Makale özeti ve diğer detaylar.
Felsefe tarihi açısından isteme kavramının Kant ve Nietzsche'deki kullanım bağlamları, kavramın içeriğinin inşa edilmesinde önemli bir aşamayı gösterir. İsteme kavramı Kant'ın insan ve etik görüşünde son derece önemli bir yer tutar. Nietzsche ise Kant'ın "iyi isteme" anlayışının karşısına "gücü isteme"yi koyar. Nietzsche'nin Kant hakkındaki bu değerlendirmesinde, Kant'ın "ahlak yasası"nın bir eylem ilkesi değil, bir isteme ilkesi olduğunu gözden kaçırmaktadır. Kantçı ahlak yasasının özelliği bize ne yapacağımızı değil, o eylemle istediğimiz şeyin ne olduğunu, hangi tarzda istememiz gerektiğini söylemesinde yatar. Dolayısıyla, Kant'ın "öyle eyle ki…" diye başlayan "kesin buyruğu", "yapmalısın" diyen ahlakların değer yargılarından farklı bir yapıdadır. Bu buyruk, tam da Nietzsche'nin özlem duyduğu "kişi" olmayı öne çıkartır.

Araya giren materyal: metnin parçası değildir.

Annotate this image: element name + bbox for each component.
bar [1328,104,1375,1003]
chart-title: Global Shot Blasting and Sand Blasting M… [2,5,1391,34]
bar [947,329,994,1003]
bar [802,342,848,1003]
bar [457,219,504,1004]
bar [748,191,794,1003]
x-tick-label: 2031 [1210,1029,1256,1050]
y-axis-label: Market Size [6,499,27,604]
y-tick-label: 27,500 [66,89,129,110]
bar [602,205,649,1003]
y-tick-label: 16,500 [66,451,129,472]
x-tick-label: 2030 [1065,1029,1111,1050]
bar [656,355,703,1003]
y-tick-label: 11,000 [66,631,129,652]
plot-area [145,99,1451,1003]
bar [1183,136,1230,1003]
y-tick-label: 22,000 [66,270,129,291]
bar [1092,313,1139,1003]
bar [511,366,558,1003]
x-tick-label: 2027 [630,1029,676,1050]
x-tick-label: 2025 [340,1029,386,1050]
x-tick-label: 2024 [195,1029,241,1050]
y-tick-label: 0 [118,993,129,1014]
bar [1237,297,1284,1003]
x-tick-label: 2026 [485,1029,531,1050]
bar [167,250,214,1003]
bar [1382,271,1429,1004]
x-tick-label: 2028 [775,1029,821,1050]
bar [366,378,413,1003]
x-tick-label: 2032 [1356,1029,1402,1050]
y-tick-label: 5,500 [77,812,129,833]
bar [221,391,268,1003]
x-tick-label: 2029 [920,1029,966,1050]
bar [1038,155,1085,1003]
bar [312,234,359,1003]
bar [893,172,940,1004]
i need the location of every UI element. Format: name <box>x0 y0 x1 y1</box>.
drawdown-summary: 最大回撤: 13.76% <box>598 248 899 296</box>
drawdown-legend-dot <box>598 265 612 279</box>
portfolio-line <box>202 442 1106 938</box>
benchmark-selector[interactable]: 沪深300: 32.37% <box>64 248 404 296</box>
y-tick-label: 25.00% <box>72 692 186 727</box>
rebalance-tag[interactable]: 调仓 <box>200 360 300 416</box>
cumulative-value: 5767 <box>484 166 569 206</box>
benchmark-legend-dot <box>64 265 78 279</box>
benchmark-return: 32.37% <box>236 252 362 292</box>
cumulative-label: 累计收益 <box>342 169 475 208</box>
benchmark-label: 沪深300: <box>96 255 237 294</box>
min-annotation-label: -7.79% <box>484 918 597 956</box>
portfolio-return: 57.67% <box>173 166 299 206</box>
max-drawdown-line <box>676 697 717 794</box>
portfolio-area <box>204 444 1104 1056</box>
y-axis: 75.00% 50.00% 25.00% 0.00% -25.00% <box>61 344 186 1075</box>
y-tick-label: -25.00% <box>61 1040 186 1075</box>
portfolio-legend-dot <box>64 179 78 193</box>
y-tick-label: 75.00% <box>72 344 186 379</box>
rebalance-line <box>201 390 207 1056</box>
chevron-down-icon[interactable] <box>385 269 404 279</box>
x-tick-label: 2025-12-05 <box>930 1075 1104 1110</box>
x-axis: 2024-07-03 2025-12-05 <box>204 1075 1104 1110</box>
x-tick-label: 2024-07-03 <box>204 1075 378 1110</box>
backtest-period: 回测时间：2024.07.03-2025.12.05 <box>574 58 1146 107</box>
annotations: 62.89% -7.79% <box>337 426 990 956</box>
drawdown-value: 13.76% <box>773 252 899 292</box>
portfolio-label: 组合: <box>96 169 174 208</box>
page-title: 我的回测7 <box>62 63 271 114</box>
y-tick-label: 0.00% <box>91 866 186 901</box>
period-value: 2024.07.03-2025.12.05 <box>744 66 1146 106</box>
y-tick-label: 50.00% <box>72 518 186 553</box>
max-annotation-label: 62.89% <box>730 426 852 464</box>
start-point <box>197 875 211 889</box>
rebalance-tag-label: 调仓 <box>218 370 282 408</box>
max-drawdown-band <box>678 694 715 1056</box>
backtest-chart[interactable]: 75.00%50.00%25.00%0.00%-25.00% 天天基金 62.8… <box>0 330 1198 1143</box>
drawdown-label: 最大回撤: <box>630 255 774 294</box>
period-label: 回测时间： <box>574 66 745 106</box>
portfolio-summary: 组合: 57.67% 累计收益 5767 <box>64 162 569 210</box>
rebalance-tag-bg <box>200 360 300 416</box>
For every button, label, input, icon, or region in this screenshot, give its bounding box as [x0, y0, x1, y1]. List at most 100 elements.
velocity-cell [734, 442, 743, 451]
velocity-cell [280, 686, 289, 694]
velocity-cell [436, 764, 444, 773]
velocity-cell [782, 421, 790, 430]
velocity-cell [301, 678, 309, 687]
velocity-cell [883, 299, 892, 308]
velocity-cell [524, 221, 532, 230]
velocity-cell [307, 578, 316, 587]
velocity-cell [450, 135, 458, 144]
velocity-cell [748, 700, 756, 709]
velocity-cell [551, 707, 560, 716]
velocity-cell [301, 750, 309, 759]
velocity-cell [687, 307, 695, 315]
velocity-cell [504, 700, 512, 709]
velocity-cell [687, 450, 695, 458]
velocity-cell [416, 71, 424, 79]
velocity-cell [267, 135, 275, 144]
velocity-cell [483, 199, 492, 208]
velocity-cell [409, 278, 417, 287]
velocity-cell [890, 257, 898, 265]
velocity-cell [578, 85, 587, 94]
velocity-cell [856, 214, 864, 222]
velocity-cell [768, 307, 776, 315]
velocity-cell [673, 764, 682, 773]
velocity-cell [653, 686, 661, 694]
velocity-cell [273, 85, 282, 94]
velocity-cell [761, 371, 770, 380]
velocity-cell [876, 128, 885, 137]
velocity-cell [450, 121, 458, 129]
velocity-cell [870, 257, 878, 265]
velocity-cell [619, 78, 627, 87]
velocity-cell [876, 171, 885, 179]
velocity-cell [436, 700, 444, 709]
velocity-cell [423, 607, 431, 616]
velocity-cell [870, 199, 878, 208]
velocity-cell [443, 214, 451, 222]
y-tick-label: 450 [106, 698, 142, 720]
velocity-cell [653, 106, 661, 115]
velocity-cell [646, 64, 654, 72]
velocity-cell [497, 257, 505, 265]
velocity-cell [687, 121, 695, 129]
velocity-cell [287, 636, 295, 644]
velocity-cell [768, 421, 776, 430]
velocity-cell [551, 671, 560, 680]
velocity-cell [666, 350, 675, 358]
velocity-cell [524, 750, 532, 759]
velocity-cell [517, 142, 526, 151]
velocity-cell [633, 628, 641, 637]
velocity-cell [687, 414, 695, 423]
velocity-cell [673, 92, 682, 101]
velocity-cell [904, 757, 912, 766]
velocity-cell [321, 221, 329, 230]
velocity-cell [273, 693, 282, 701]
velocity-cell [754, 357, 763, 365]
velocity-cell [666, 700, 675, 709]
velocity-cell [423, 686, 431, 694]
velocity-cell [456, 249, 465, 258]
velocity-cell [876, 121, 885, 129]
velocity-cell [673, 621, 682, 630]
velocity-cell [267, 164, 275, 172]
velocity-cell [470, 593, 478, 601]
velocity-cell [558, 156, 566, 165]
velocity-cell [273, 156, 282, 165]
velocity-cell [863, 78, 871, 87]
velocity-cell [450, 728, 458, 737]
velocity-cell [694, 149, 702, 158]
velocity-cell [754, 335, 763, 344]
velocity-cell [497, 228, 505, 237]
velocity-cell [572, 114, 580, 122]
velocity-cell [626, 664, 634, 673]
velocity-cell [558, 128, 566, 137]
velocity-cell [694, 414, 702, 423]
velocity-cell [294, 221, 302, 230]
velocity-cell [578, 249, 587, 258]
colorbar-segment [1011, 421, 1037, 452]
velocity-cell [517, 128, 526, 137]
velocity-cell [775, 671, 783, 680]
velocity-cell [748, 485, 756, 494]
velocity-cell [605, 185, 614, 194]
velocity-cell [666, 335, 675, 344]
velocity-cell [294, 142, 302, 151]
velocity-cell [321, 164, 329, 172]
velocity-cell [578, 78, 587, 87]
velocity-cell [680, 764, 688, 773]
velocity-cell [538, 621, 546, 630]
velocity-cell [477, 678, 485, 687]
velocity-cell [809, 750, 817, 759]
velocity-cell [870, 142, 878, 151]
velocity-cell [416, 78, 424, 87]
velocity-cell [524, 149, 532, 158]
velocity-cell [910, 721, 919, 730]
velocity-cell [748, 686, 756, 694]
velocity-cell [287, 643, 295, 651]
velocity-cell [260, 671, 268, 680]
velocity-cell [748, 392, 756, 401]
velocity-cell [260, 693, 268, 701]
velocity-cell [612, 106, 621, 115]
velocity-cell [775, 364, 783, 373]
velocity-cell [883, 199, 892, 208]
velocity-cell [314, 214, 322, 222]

In terms of the history of philosophy, the contexts of the usage of the concept of the will in Kant and Nietzsche show an important phase in the construction of the nature of the concept. The concept of the will has an important place in Kant's view of human and ethics, and it is also determining in Kantian ethics. Nietzsche, on the other hand, puts "will to power" against Kant's concept of "will to good". Nietzsche, by evaluating Kant as such, overlooks that Kant's "moral code" is not a principle of act, but rather a principle of will. The specialty of Kantian moral code lies not in its telling us what to do, but in its telling us what it is that we want with this act and in which manner we should want it. Thus, Kant's "categorical imperative" which starts "act such that ..." has a different structure than other judgments of value. This imperative puts forward precisely the being of "the person" for which Nietzsche longs.